Most people today would be horrified at these harsh penalties. Death for stealing a rabbit? But why shouldn’t stealing a rabbit be a capital offense? England was trying something different. The Bloody Code aimed to deter crime by creating severe punishments. After all it would be irrational for anyone to break the law if the danger of death always loomed. 

It is clear who held power in 17th century England. The landowners and aristocracy were a tiny portion of the population, but were in control of the laws. They used those laws to protect their privileged position. The target of the Bloody Code were poor people who might think about stealing from the rich. 

Law and order does not depend solely on enforcement of laws, but also on the public’s faith in the fairness of the rules. The Bloody Code ultimately failed because the public, correctly, did not see this as a fair system. 

Deterrence and democracy

The American and French revolutions were a radical response to this type of state coercion. The democratic experiment establishes a different social contract with its members. We understand that any community requires law and order. And we will willingly submit to laws and their enforcement—if we create them ourselves. 

England’s Bloody Code may have been successful in creating law and order, but it was accomplished through fear and coercion. Deterrence relies on fear for compliance. But democratic power is based on persuasion, not coercion. 

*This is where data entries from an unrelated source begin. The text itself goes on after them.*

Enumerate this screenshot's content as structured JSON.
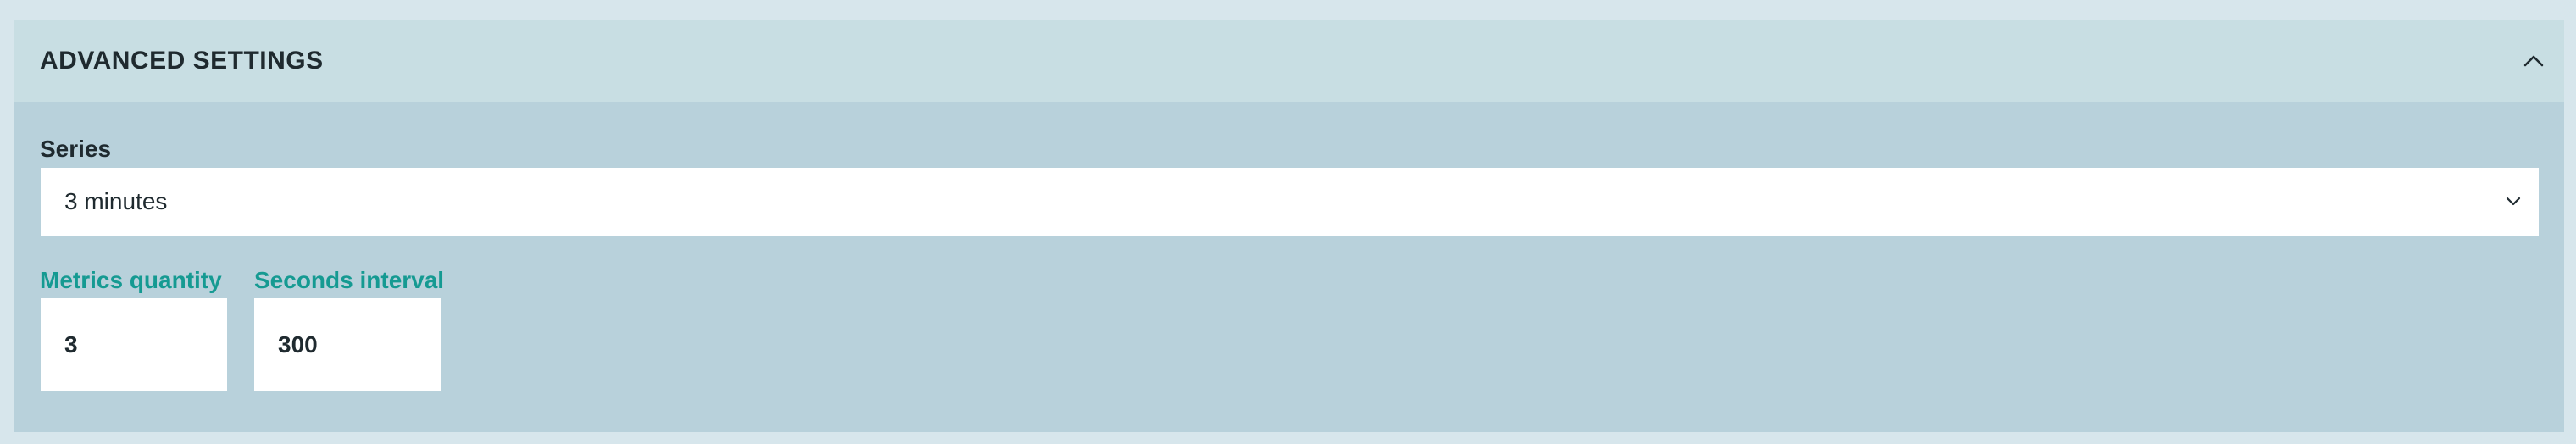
{
  "panel": {
    "title": "ADVANCED SETTINGS",
    "collapse_icon": "chevron-up-icon"
  },
  "series": {
    "label": "Series",
    "selected": "3 minutes",
    "dropdown_icon": "chevron-down-icon"
  },
  "metrics_quantity": {
    "label": "Metrics quantity",
    "value": "3"
  },
  "seconds_interval": {
    "label": "Seconds interval",
    "value": "300"
  },
  "colors": {
    "page_background": "#d7e6ec",
    "panel_background": "#b8d1db",
    "header_background": "#c8dee3",
    "accent_label": "#159a92",
    "text": "#1f2a2f"
  }
}
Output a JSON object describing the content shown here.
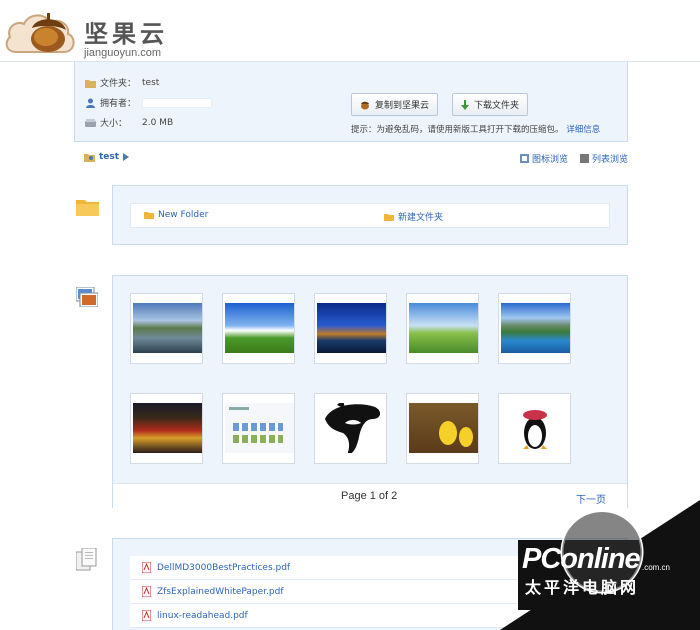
{
  "header": {
    "logo_text": "坚果云",
    "logo_sub": "jianguoyun.com"
  },
  "info": {
    "folder_label": "文件夹：",
    "folder_value": "test",
    "owner_label": "拥有者：",
    "size_label": "大小：",
    "size_value": "2.0 MB",
    "copy_button": "复制到坚果云",
    "download_button": "下载文件夹",
    "hint": "提示：为避免乱码，请使用新版工具打开下载的压缩包。",
    "hint_link": "详细信息"
  },
  "breadcrumb": {
    "current": "test"
  },
  "views": {
    "icon_view": "图标浏览",
    "list_view": "列表浏览"
  },
  "folders": {
    "items": [
      "New Folder",
      "新建文件夹"
    ]
  },
  "photos": {
    "pager_text": "Page 1 of 2",
    "next_label": "下一页"
  },
  "documents": {
    "items": [
      "DellMD3000BestPractices.pdf",
      "ZfsExplainedWhitePaper.pdf",
      "linux-readahead.pdf"
    ]
  },
  "watermark": {
    "brand": "PConline",
    "url": ".com.cn",
    "cn": "太平洋电脑网"
  },
  "colors": {
    "panel_bg": "#eef4fb",
    "panel_border": "#c9dbef",
    "link": "#2a66b8"
  }
}
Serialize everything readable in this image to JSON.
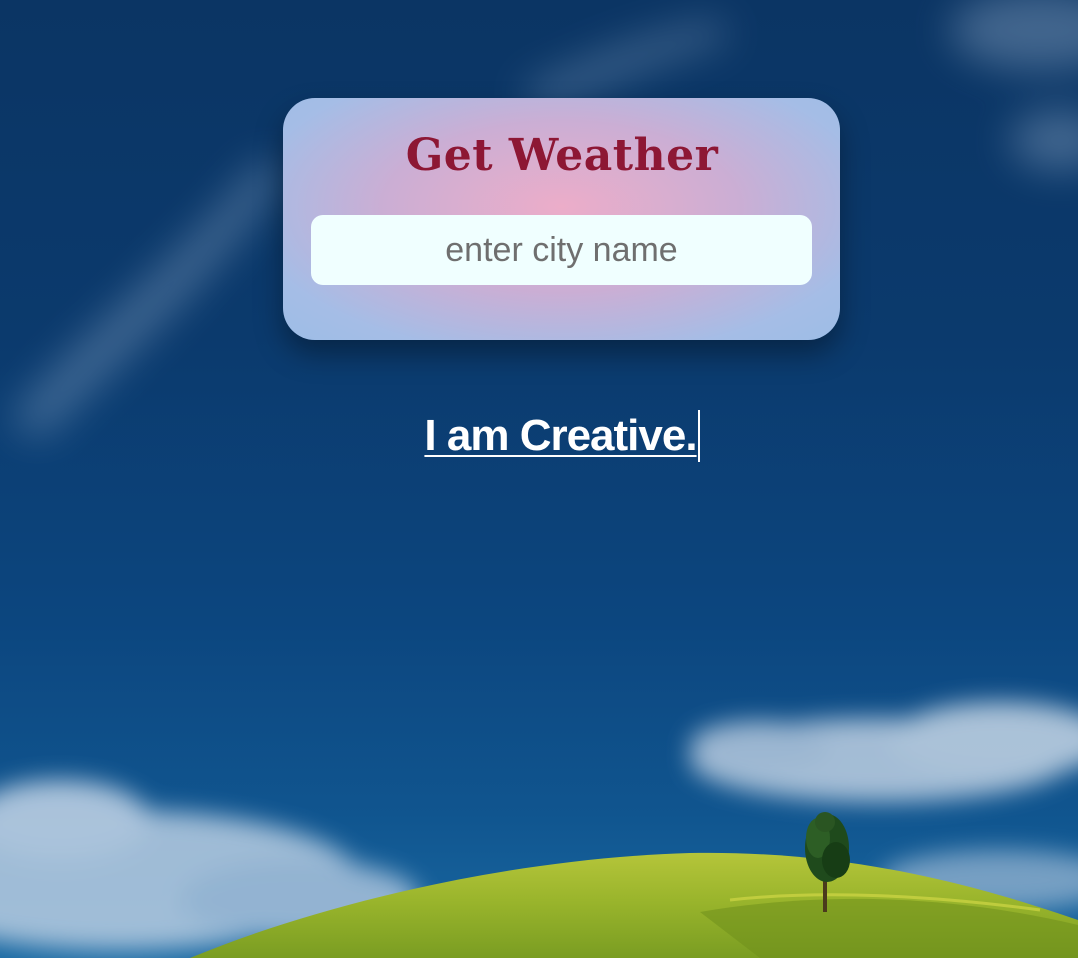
{
  "card": {
    "title": "Get Weather",
    "input_placeholder": "enter city name",
    "input_value": ""
  },
  "tagline": {
    "text": "I am Creative."
  },
  "colors": {
    "title": "#8d1734",
    "input_background": "#f0ffff",
    "sky_top": "#0b3564",
    "sky_bottom": "#1a6aa3",
    "hill": "#9cb52a",
    "tagline": "#ffffff"
  },
  "background": {
    "scene": "blue-sky-green-hill-tree"
  }
}
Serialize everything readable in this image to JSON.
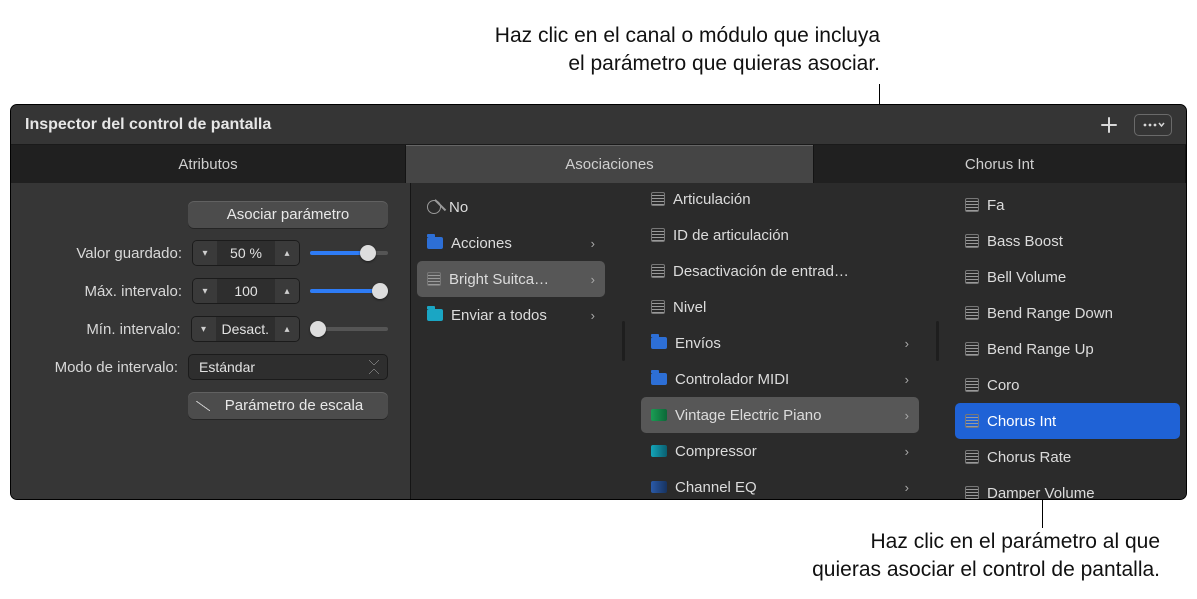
{
  "annotations": {
    "topLine1": "Haz clic en el canal o módulo que incluya",
    "topLine2": "el parámetro que quieras asociar.",
    "bottomLine1": "Haz clic en el parámetro al que",
    "bottomLine2": "quieras asociar el control de pantalla."
  },
  "title": "Inspector del control de pantalla",
  "tabs": {
    "attrs": "Atributos",
    "assoc": "Asociaciones",
    "param": "Chorus Int"
  },
  "attrs": {
    "assoc_btn": "Asociar parámetro",
    "saved_label": "Valor guardado:",
    "saved_value": "50 %",
    "max_label": "Máx. intervalo:",
    "max_value": "100",
    "min_label": "Mín. intervalo:",
    "min_value": "Desact.",
    "mode_label": "Modo de intervalo:",
    "mode_value": "Estándar",
    "scale_btn": "Parámetro de escala"
  },
  "col1": {
    "none": "No",
    "actions": "Acciones",
    "bright": "Bright Suitca…",
    "sendall": "Enviar a todos"
  },
  "col2": {
    "articulacion": "Articulación",
    "artid": "ID de articulación",
    "deact": "Desactivación de entrad…",
    "nivel": "Nivel",
    "envios": "Envíos",
    "midi": "Controlador MIDI",
    "vep": "Vintage Electric Piano",
    "comp": "Compressor",
    "cheq": "Channel EQ"
  },
  "col3": {
    "fa": "Fa",
    "bassboost": "Bass Boost",
    "bellvol": "Bell Volume",
    "bendDown": "Bend Range Down",
    "bendUp": "Bend Range Up",
    "coro": "Coro",
    "chorusInt": "Chorus Int",
    "chorusRate": "Chorus Rate",
    "damper": "Damper Volume"
  }
}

Disproportionately severe penalties are therefore contrary to this social contract. 

Taking shortcuts

Increasing the severity of penalties is a tempting way to influence behaviour. That shortcut can work, but it requires significant resources to enforce those rules. America is good example of this strategy. America represents 4.4% of global population, but accounts for 22% of all prisoners.

We are living through an epidemic of drugs and addiction. Feeding that addiction drives increasing property crime rates and social disorder in all our communities. Increasing penalties and enforcement resources is one way of fight it, though it’s not working very well for America, the global leader of that strategy. There are other options we’ll explore.